In a new study, researchers from Linkoping University in Sweden, Karolinska Institutet, Uppsala University and Erlangen University Hospital in Germany have discovered a new mechanism that can make nerve cells The smaller channels spread in the brain. These results indicate that harmful protein aggregates or deposits can combine with channels to form proteins, called "free riding", and spread to healthy cells. Neurodegenerative diseases such as Alzheimer's disease, Parkinson's disease and Huntington's disease affect different areas of the human brain. Despite these regional differences, existing studies have shown that the internal processes of cells affected by these diseases have a lot in common. The hallmark of these diseases is that certain proteins begin to form aggregates that destroy cells and ultimately kill them. In Parkinson's disease, an accidentally folded form of α-butenediolate is involved. These aggregates can mobilize the normal form of α-sinucrane, thereby producing more protein aggregates.

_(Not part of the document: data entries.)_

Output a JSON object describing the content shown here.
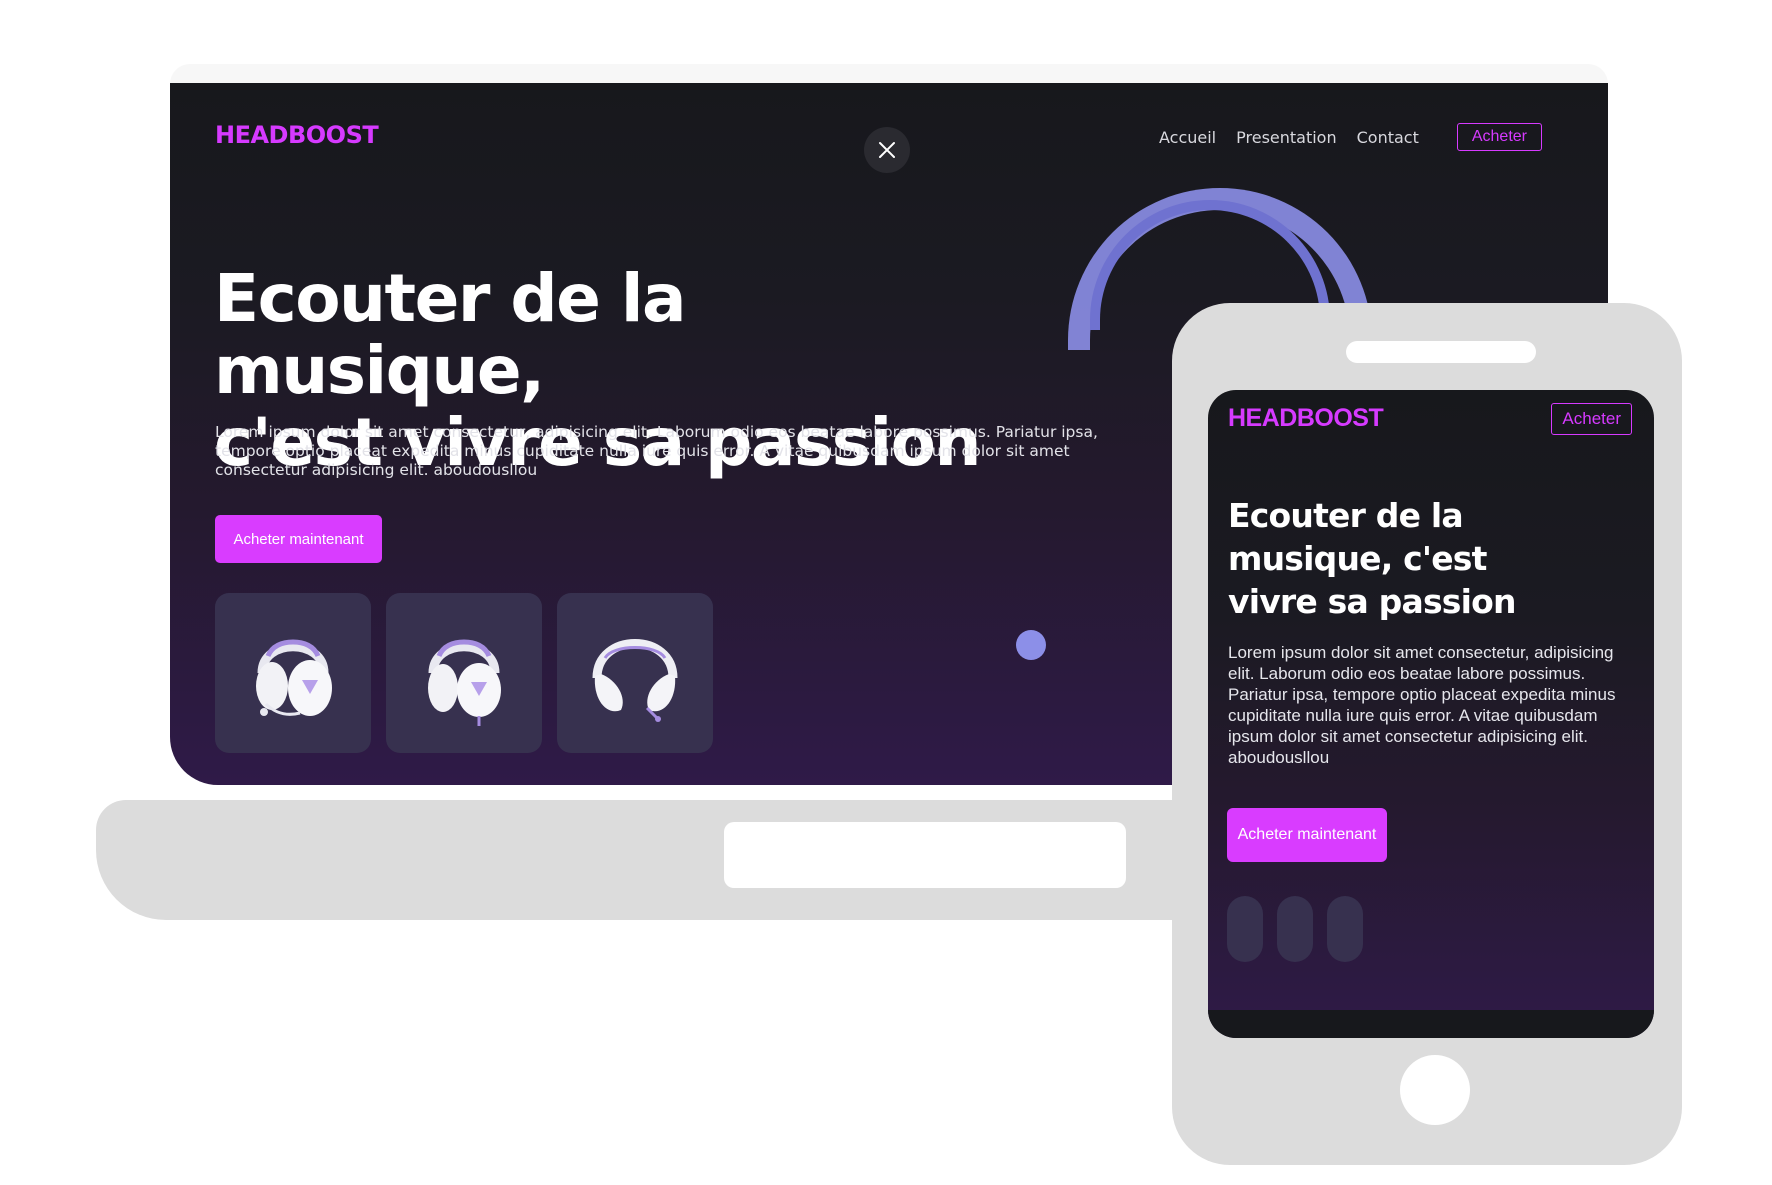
{
  "laptop": {
    "logo": "HEADBOOST",
    "nav": [
      "Accueil",
      "Presentation",
      "Contact"
    ],
    "buy_label": "Acheter",
    "title_line1": "Ecouter de la musique,",
    "title_line2": "c'est vivre sa passion",
    "body": "Lorem ipsum dolor sit amet consectetur, adipisicing elit. Laborum odio eos beatae labore possimus. Pariatur ipsa, tempore optio placeat expedita minus cupiditate nulla iure quis error. A vitae quibusdam ipsum dolor sit amet consectetur adipisicing elit. aboudousllou",
    "cta_label": "Acheter maintenant",
    "thumbnails": [
      "headphones-front",
      "headphones-front",
      "headphones-top"
    ]
  },
  "phone": {
    "logo": "HEADBOOST",
    "buy_label": "Acheter",
    "title": "Ecouter de la musique, c'est vivre sa passion",
    "body": "Lorem ipsum dolor sit amet consectetur, adipisicing elit. Laborum odio eos beatae labore possimus. Pariatur ipsa, tempore optio placeat expedita minus cupiditate nulla iure quis error. A vitae quibusdam ipsum dolor sit amet consectetur adipisicing elit. aboudousllou",
    "cta_label": "Acheter maintenant"
  },
  "colors": {
    "accent": "#d63aff",
    "background_top": "#17181c",
    "background_bottom": "#2f1a48",
    "thumb_bg": "#37314f",
    "device_frame": "#dcdcdc"
  }
}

Martin Hallbeck, a co-author of the paper, a doctor at the Society of Surgical Pathology at Lincopin University Hospital, and an associate professor at the School of Clinical Experimental Medicine at Universite of Linkepin University, said: Spread as a seed to form new aggregates in the next cell. The disease spreads to the brain like an infection. Using the knowledge of how this protein aggregate spreads, in the long run, the spread of this disease in the brain can be controlled. As we all know, units close to each other can create small channels between them, called gap junction channels. These small channels are formed by members of a family of proteins called connexins. Studies by other scientists have shown that connexins also play an important role in other types of diseases (such as HIV/AIDS). This led researchers at Linkopine University to know whether connexin could play a similar role in the brain transmission of Parkinson's disease.

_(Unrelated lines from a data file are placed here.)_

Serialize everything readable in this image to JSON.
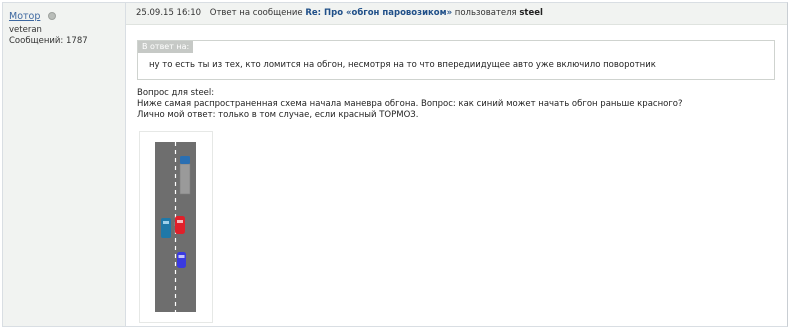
{
  "sidebar": {
    "author": "Мотор",
    "rank": "veteran",
    "messages_label": "Сообщений:",
    "messages_count": "1787"
  },
  "header": {
    "date": "25.09.15 16:10",
    "reply_prefix": "Ответ на сообщение",
    "reply_link": "Re: Про «обгон паровозиком»",
    "user_prefix": "пользователя",
    "user": "steel"
  },
  "quote": {
    "label": "В ответ на:",
    "text": "ну то есть ты из тех, кто ломится на обгон, несмотря на то что впередиидущее авто уже включило поворотник"
  },
  "body": {
    "line1": "Вопрос для steel:",
    "line2": "Ниже самая распространенная схема начала маневра обгона. Вопрос: как синий может начать обгон раньше красного?",
    "line3": "Лично мой ответ: только в том случае, если красный ТОРМОЗ."
  },
  "colors": {
    "road": "#6e6e6e",
    "truck_cab": "#2a6fb2",
    "truck_trailer": "#9a9a9a",
    "red_car": "#e0202a",
    "teal_car": "#1f78a8",
    "blue_car": "#3a3ae0"
  }
}
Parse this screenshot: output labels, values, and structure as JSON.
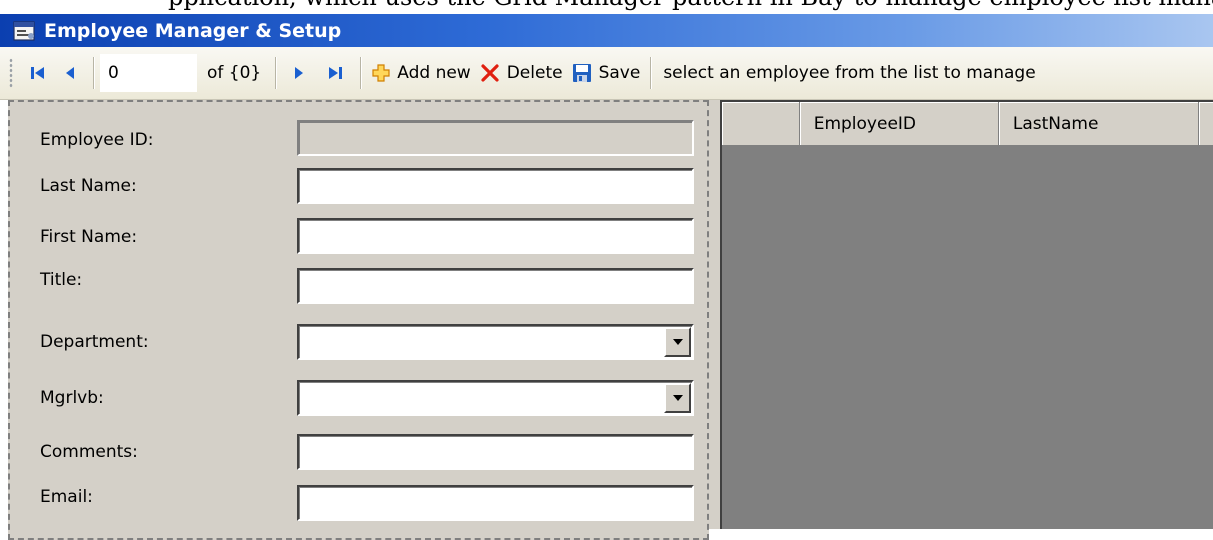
{
  "page_fragment": "pplication, which uses the Grid Manager pattern in Bay to manage employee list management.",
  "window": {
    "title": "Employee Manager & Setup",
    "icon": "app-window-icon"
  },
  "toolbar": {
    "position_value": "0",
    "of_label": "of {0}",
    "add_new_label": "Add new",
    "delete_label": "Delete",
    "save_label": "Save",
    "hint": "select an employee from the list to manage",
    "icons": [
      "first-record-icon",
      "previous-record-icon",
      "next-record-icon",
      "last-record-icon",
      "add-icon",
      "delete-icon",
      "save-icon"
    ],
    "colors": {
      "nav_blue": "#1a5fd0",
      "add_orange": "#f0a020",
      "delete_red": "#e02010",
      "save_blue": "#2060c0"
    }
  },
  "form": {
    "fields": [
      {
        "label": "Employee ID:",
        "type": "text",
        "disabled": true,
        "value": ""
      },
      {
        "label": "Last Name:",
        "type": "text",
        "value": ""
      },
      {
        "label": "First Name:",
        "type": "text",
        "value": ""
      },
      {
        "label": "Title:",
        "type": "text",
        "value": ""
      },
      {
        "label": "Department:",
        "type": "dropdown",
        "value": ""
      },
      {
        "label": "Mgrlvb:",
        "type": "dropdown",
        "value": ""
      },
      {
        "label": "Comments:",
        "type": "text",
        "value": ""
      },
      {
        "label": "Email:",
        "type": "text",
        "value": ""
      }
    ]
  },
  "grid": {
    "columns": [
      "",
      "EmployeeID",
      "LastName"
    ],
    "rows": []
  }
}
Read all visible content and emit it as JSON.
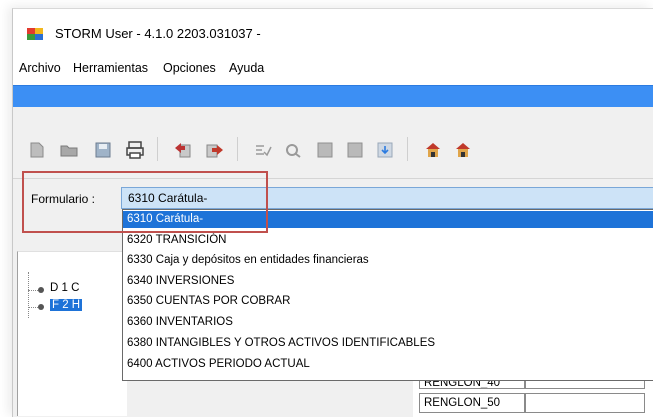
{
  "window": {
    "title": "STORM User - 4.1.0  2203.031037 -"
  },
  "menu": {
    "items": [
      "Archivo",
      "Herramientas",
      "Opciones",
      "Ayuda"
    ]
  },
  "toolbar": {
    "buttons": [
      "new-icon",
      "open-icon",
      "save-icon",
      "print-icon",
      "export-icon",
      "import-icon",
      "validate-icon",
      "settings-icon",
      "table-icon",
      "grid-icon",
      "download-icon",
      "house-icon",
      "house-icon"
    ]
  },
  "form": {
    "label": "Formulario :",
    "selected_value": "6310 Carátula-"
  },
  "dropdown": {
    "options": [
      "6310 Carátula-",
      "6320 TRANSICIÓN",
      "6330 Caja y depósitos en entidades financieras",
      "6340 INVERSIONES",
      "6350 CUENTAS POR COBRAR",
      "6360 INVENTARIOS",
      "6380 INTANGIBLES Y OTROS ACTIVOS IDENTIFICABLES",
      "6400 ACTIVOS PERIODO ACTUAL"
    ],
    "selected_index": 0
  },
  "tree": {
    "items": [
      "D 1 C",
      "F 2 H"
    ]
  },
  "grid": {
    "rows": [
      "RENGLON_40",
      "RENGLON_50"
    ]
  },
  "colors": {
    "accent_bar": "#3c8ff4",
    "selection": "#1e73d8",
    "combo_bg": "#cde3f7",
    "annotation_red": "#c0504d"
  }
}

The co-author of the paper and senior postdoctoral researcher Juaneyes of Hallbeck's research team said: This shows that in Parkinson's disease and multispectral atrophy (related diseases), connexins play a role in the uptake of disease-related proteins and cell-to-cell migration. "

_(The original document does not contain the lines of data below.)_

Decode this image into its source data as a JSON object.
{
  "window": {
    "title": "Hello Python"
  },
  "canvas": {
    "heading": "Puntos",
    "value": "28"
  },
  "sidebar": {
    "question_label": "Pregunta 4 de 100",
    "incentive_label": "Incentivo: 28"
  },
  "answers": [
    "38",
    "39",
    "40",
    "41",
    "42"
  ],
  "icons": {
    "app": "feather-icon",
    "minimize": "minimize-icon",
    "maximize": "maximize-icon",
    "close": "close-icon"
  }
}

The brain contains more than 10 connexins, but this new study shows that Parkinson’s disease protein deposits only interact with one of them, Cx32. The details of the process by which harmful protein aggregates migrate from one cell to an adjacent cell through this channel-forming protein are still unknown. These researchers found that the channel formed by connexin is too narrow. They knew that these protein aggregates could not pass through, and they found that these protein aggregates bind to the channel forming protein Cx32 and sneak into the cells and culture them in vitro. Inhibition of channel formation in cells interferes with the uptake of α-synuclein. In an experiment using the brain tissues of four deceased patients diagnosed with Parkinson’s disease, 2 cases were directly α-synuclein And connexin. Observation of binding indicates that it is in Parkinson's disease. The brains of diseased patients also interact, but there is no interaction in the normal brain.
Hallbeck said: "Cx32 is the target of future drug therapy."
Parkinson's disease is the second most common neurodegenerative disease after Alzheimer's disease. The disease is characterized by tremor, muscle stiffness and slow physical activity. Cognitive symptoms are also common in the later stages of the disease. When symptoms become apparent, a relatively large number of nerve cells in the affected brain area die. Currently, there is no treatment available to slow the progression of the disease.